Friday, July 16, 2010

Visiting a Bone Detective

If you recall, we worked on a cemetery up in Aberdeen a few months back and recovered some remains. As part of the project, the remains were being sent to Dr. Doug Owsley at the Smithsonian's Museum of Natural History.

(image from

Doug Owsley is the forensic anthropologist at the museum. In his work he has been called in to help with some of the country’s most notorious crime scenes and tragedies—Branch Davidians, Jeffrey Dahmer, the Pentagon after 9/11. At Jamestown, VA, and St. Mary’s City, Md, Doug has been working to uncover the lost stories of the men and women who settled in these early colonial outposts. His exhibit, "Written in Bone: Forensic Files of the 17th Century Chesapeake" details some of this work.

On Wednesday, the GAC crew visited the museum to transfer the remains found at the cemetery in Aberdeen to Dr. Owsley and were treated to a tour of the facilities of the Anthropology Department.

Our tour started with Dr. Owsley's assistant, Kari Bruwelheide, showing us some of the forensic files they are working on and explaining some of the tools and procedures used in identifying human remains as well as how they ended up in their laboratory.

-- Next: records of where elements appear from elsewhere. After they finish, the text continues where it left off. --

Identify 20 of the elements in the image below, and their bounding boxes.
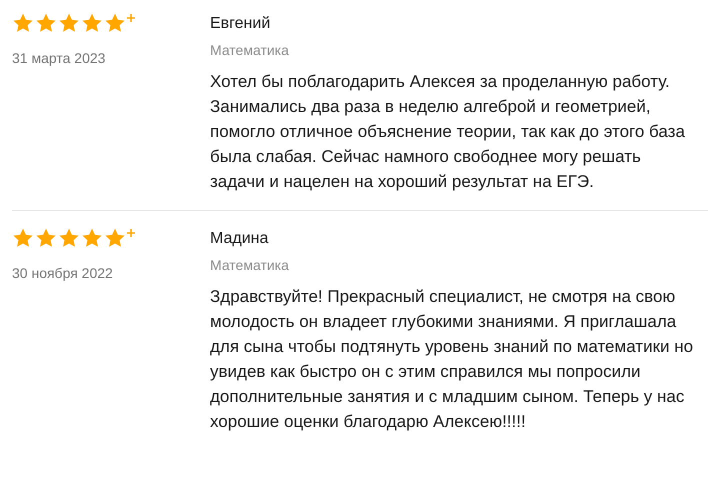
star-icon (58, 12, 80, 34)
review-text: Здравствуйте! Прекрасный специалист, не смотря на свою молодость он владеет глубокими знаниями. Я приглашала для сына чтобы подтянуть уровень знаний по математики но увидев как быстро он с этим справился мы попросили дополнительные занятия и с младшим сыном. Теперь у нас хорошие оценки благодарю Алексею!!!!! (210, 286, 694, 433)
star-icon (12, 227, 34, 249)
star-icon (81, 12, 103, 34)
star-icon (104, 227, 126, 249)
subject-label: Математика (210, 41, 290, 60)
star-icon (35, 12, 57, 34)
star-icon (104, 12, 126, 34)
star-icon (81, 227, 103, 249)
author-name: Евгений (210, 14, 272, 34)
review-date: 30 ноября 2022 (12, 264, 114, 283)
subject-label: Математика (210, 256, 290, 275)
review-date: 31 марта 2023 (12, 49, 106, 68)
author-name: Мадина (210, 229, 270, 249)
star-icon (58, 227, 80, 249)
star-icon (35, 227, 57, 249)
review-text: Хотел бы поблагодарить Алексея за проделанную работу. Занимались два раза в неделю алгеброй и геометрией, помогло отличное объяснение теории, так как до этого база была слабая. Сейчас намного свободнее могу решать задачи и нацелен на хороший результат на ЕГЭ. (210, 71, 686, 193)
star-icon (12, 12, 34, 34)
sparkle-icon (127, 14, 135, 22)
sparkle-icon (127, 229, 135, 237)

On our way into the museum we ran into one of our volunteers, Phil Angle. What a surprise! For those who don't know, Phil worked at the museum for over 30 years in the Division of Birds. After our visit with Kari, Phil took us on a tour of the bird collection. There we were introduced to some of the museum's finest bird specimens including a very large ostrich, ivory bill woodpeckers, emperor penquins, birds of paradise and many others!

Once we were done there, Dr. Owsley took us further into the depths of the museum to the mummy room! I must say, this was my favorite part of our tour. There we got a first hand, up close and personal look at a few Egyptian and Peruvian mummies along with some shrunken heads from South America.

We also got a look at some cast-iron coffins which weigh in at around 300 pounds when they are empty! Jim had mentioned these to us when we were excavating the cemetery and we were all relieved that we didn't encounter them!

After we were done with the behind the scenes tour Doug took us through the Written in Bone exhibit and pointed out some of his favorite parts and then left us on our own to explore it.

Written in Bone examines history through 17th-century bone biographies, including those of colonists teetering on the edge of survival at Jamestown, Virginia, and those living in the wealthy and well-established settlement of St. Mary’s City, Maryland. Some of the highlights include sections on bone disease, a forensic anthropology lab, facial reconstruction, medical instruments of the 17th century, lead coffins, forensic cases, and lots and lots of bones! The exhibit runs through January 6, 2013 at the Museum of Natural History and is an absolute must see for everyone!

It was a great opportunity for all of us and we all had a great time. A big thank you goes out to our hosts, Doug Owsley, Kari Bruwelheide, and Phil Angle!